Regardless of whether Gordon Brown gets the premiership next May – or
whenever Blair departs – the Treasury will need a new head. No victorious
opponent would want a sullen Chancellor plotting his revenge any more than they
would want a reprise of the Gordon-Tony debacle.

This gives us two Darling scenarios: one where he is Chancellor to Brown’s
PM; and one where someone else has the top job. In the latter case, there is
little reason to assume Darling would not be his own man and the challenge then
is to figure out what that might mean – a difficult feat since Darling seems to
be consummately practiced at creating a ripple-free surface.

After years in a series of prominent posts, not many people know what the
real Alistair Darling is about. The first of our scenarios, where he plays
Chancellor to Brown’s PM, raises the question of how much room Darling – or any
other Chancellor – would have to do their job.

The general feeling is that Brown would want to keep his thumb firmly on the
Treasury’s scales. This may explain why we haven’t had any serious media debate
as to whom the next Chancellor might be. “Brown strikes one as the kind of
person who takes his immediate previous job with him up the organisational
ladder,” says Bill Jamieson, executive editor of The Scotsman.

There are many examples of CEOs taking on the chairmanship of their
organisation and demonstrating a reluctance to relinquish their former
responsibilities. “My feeling is, Brown will take with him the key decisions on
matters such as taxation and changes in investment incentives. I also expect him
to maintain the tightest control over the big spending departments. I can’t
envisage a Brown premiership in which he does not have a firm grip on the
throats – or the more tender parts – of those departments,” says Jamieson.

Would this bother Darling? It might, if one could find any topic on which
Darling has spoken passionately about in recent years. As one leading Scottish
industrialist told Financial Director, “Darling doesn’t do passion.” The man
talks well and fluently on major issues, but what exactly does he care about
beyond implementing the party line like a skilful functionary?

He is said to have decided during his stint as transport secretary that in
order to avoid bias between Edinburgh and Glasgow airports, neither should get
fresh subsidies. That kind of thinking would not be out of place in the
Treasury.

In a recent speech in his capacity as trade and industry secretary, Darling
called on countries to abandon protectionism and accept globalisation as a force
for good. This could be seen as platitudinous, but the comments were made in
Washington to an audience of US politicians and business leaders, many of whom
want protectionism maintained at home, while simultaneously cheering for its
dismantling abroad. So it is perhaps a positive sign that Darling can tell it
like it is when occasion demands.

George Jones, political editor at the Daily Telegraph, calls Darling “a
politician who knows his own mind, and a man with a safe pair of hands”. In his
view, Darling would make a traditional Labour Chancellor, albeit one cast in the
Brown mould. “I would expect him to be high spending, but there is certainly not
much room for more taxes – not with a general election coming,” he says.
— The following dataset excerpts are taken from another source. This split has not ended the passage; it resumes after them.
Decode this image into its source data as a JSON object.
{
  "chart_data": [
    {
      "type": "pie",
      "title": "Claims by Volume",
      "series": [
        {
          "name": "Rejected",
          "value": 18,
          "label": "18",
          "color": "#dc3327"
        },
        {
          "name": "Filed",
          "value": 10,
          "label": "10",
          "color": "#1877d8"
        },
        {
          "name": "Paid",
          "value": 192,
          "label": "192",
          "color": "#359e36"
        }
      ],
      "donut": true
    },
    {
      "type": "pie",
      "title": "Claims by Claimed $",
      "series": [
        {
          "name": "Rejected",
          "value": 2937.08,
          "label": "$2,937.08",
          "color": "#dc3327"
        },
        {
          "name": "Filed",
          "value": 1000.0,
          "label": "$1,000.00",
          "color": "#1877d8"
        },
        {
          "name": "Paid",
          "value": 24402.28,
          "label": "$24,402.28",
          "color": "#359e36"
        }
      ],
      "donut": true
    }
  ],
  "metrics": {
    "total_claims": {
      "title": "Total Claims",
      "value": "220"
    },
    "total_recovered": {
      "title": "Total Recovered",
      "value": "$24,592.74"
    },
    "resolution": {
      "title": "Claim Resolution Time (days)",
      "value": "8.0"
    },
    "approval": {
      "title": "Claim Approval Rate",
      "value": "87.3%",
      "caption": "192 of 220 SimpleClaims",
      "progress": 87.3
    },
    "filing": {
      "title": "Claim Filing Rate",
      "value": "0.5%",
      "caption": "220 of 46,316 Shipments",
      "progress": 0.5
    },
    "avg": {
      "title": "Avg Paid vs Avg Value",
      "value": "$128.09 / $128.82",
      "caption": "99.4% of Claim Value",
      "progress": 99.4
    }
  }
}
Jones does not believe Brown as PM will be able to retain a stranglehold on
the Treasury. “He will have his hands full as PM with domestic and foreign
policy issues,” he says.

He says the Treasury is now a much stronger department than it was 10 years
ago and whomever goes in there will have to head up a formidable machine. The
notion that any PM could use a Chancellor as a glove puppet is probably far
fetched.

“Darling has proved he is a capable politician who gets the job done and does
not seek unnecessary dramas. He is respected in Whitehall and I think Brown
would trust him. But I certainly do not think he would be a cipher,” says Jones.